Every family has the one person who just doesn’t have nice things to say about how you are raising your baby - if this happens, you can decide to educate them if they would be willing to hear it, or it is alright just to say, “Thanks, I will keep that in mind.” and move along.
Have a dedicated spot for cleaning your bottle and pump parts.
Milk storage - ask where you can store your breastmilk if visiting others or plan to bring what you need forsafe milk storage.
Maintaining milk supply during the holidays
Wear your baby - keeping your baby in your sling allows you to nurse them more often and avoid your baby getting passed around too much or at the wrong times.
Stick to your regular nursing/pumping routine - follow your baby’s cues and stick to your regular nursing or pumping times. Stretching out time between nursing or pumping can reduce your supply or lead to clogged ducts or mastitis.
Take time to rest - it can be easy to overdo it, so take breaks and rest to avoid being overtired or overstressed, which can decrease milk supply.
Keep taking your vitamins andmilk supply supplements - It can be easy to forget when you are out of your regular routine and busy with guests. Prepare and put your supplements where you see them or in a pill organizer.

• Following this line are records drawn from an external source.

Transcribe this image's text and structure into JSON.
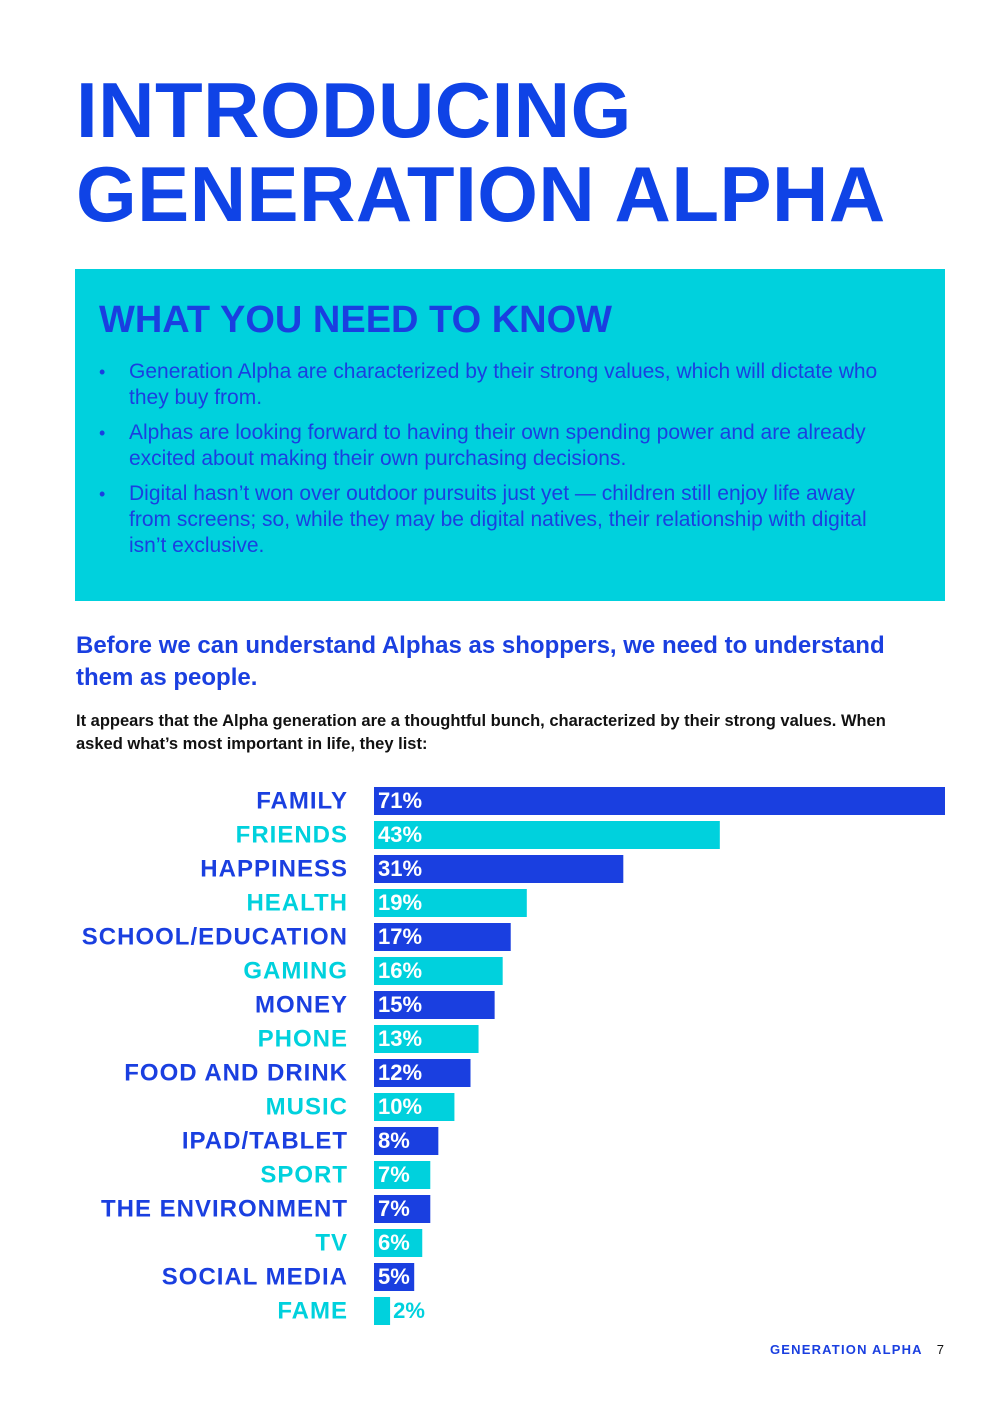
{
  "title": {
    "line1": "INTRODUCING",
    "line2": "GENERATION ALPHA"
  },
  "panel": {
    "heading": "WHAT YOU NEED TO KNOW",
    "bullet_glyph": "•",
    "bullets": [
      "Generation Alpha are characterized by their strong values, which will dictate who they buy from.",
      "Alphas are looking forward to having their own spending power and are already excited about making their own purchasing decisions.",
      "Digital hasn’t won over outdoor pursuits just yet — children still enjoy life away from screens; so, while they may be digital natives, their relationship with digital isn’t exclusive."
    ]
  },
  "lead": "Before we can understand Alphas as shoppers, we need to understand them as people.",
  "subtext": "It appears that the Alpha generation are a thoughtful bunch, characterized by their strong values. When asked what’s most important in life, they list:",
  "chart_data": {
    "type": "bar",
    "orientation": "horizontal",
    "categories": [
      "FAMILY",
      "FRIENDS",
      "HAPPINESS",
      "HEALTH",
      "SCHOOL/EDUCATION",
      "GAMING",
      "MONEY",
      "PHONE",
      "FOOD AND DRINK",
      "MUSIC",
      "IPAD/TABLET",
      "SPORT",
      "THE ENVIRONMENT",
      "TV",
      "SOCIAL MEDIA",
      "FAME"
    ],
    "values": [
      71,
      43,
      31,
      19,
      17,
      16,
      15,
      13,
      12,
      10,
      8,
      7,
      7,
      6,
      5,
      2
    ],
    "value_labels": [
      "71%",
      "43%",
      "31%",
      "19%",
      "17%",
      "16%",
      "15%",
      "13%",
      "12%",
      "10%",
      "8%",
      "7%",
      "7%",
      "6%",
      "5%",
      "2%"
    ],
    "unit": "%",
    "xlim": [
      0,
      71
    ],
    "colors": [
      "#1a3fe0",
      "#00d1dd"
    ],
    "grid": false,
    "legend": "none"
  },
  "footer": {
    "label": "GENERATION ALPHA",
    "page": "7"
  },
  "colors": {
    "primary": "#1a3fe0",
    "title": "#0f43e6",
    "accent": "#00d1dd"
  }
}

Stay hydrated - drink enough water and eat hydrating foods. Besides water, the best lactation drinks to pack are low-sugar coconut water or teas like Legendairy Milk’s Tea-Tas.
Be comfortable - wear comfortable clothes that allow you to pump or nurse your baby easily.
Have a spot to nurse or pump if you prefer to do so away from others.
Great holiday gifts to give
A framed photo of your baby or family
Your baby’s footprint framed or on an ornament
Rubber stamp made of your baby’s footprint
Gift cards are easy for the least amount of work
Order a gift basket to be delivered
The holidays and celebrations often take on new meaning when you have a baby. It can be exciting to share time with friends and family who are so happy to see you and your new addition to the family. Having others to hold your baby can be nice, giving you a little break. Planning ahead for food, travel, or entertaining guests and communicating with your partner all help you to take care of yourself and your baby during the busy holidays. Take time to relax and enjoy the celebrations, remembering the most important part of the holidays is making memories together.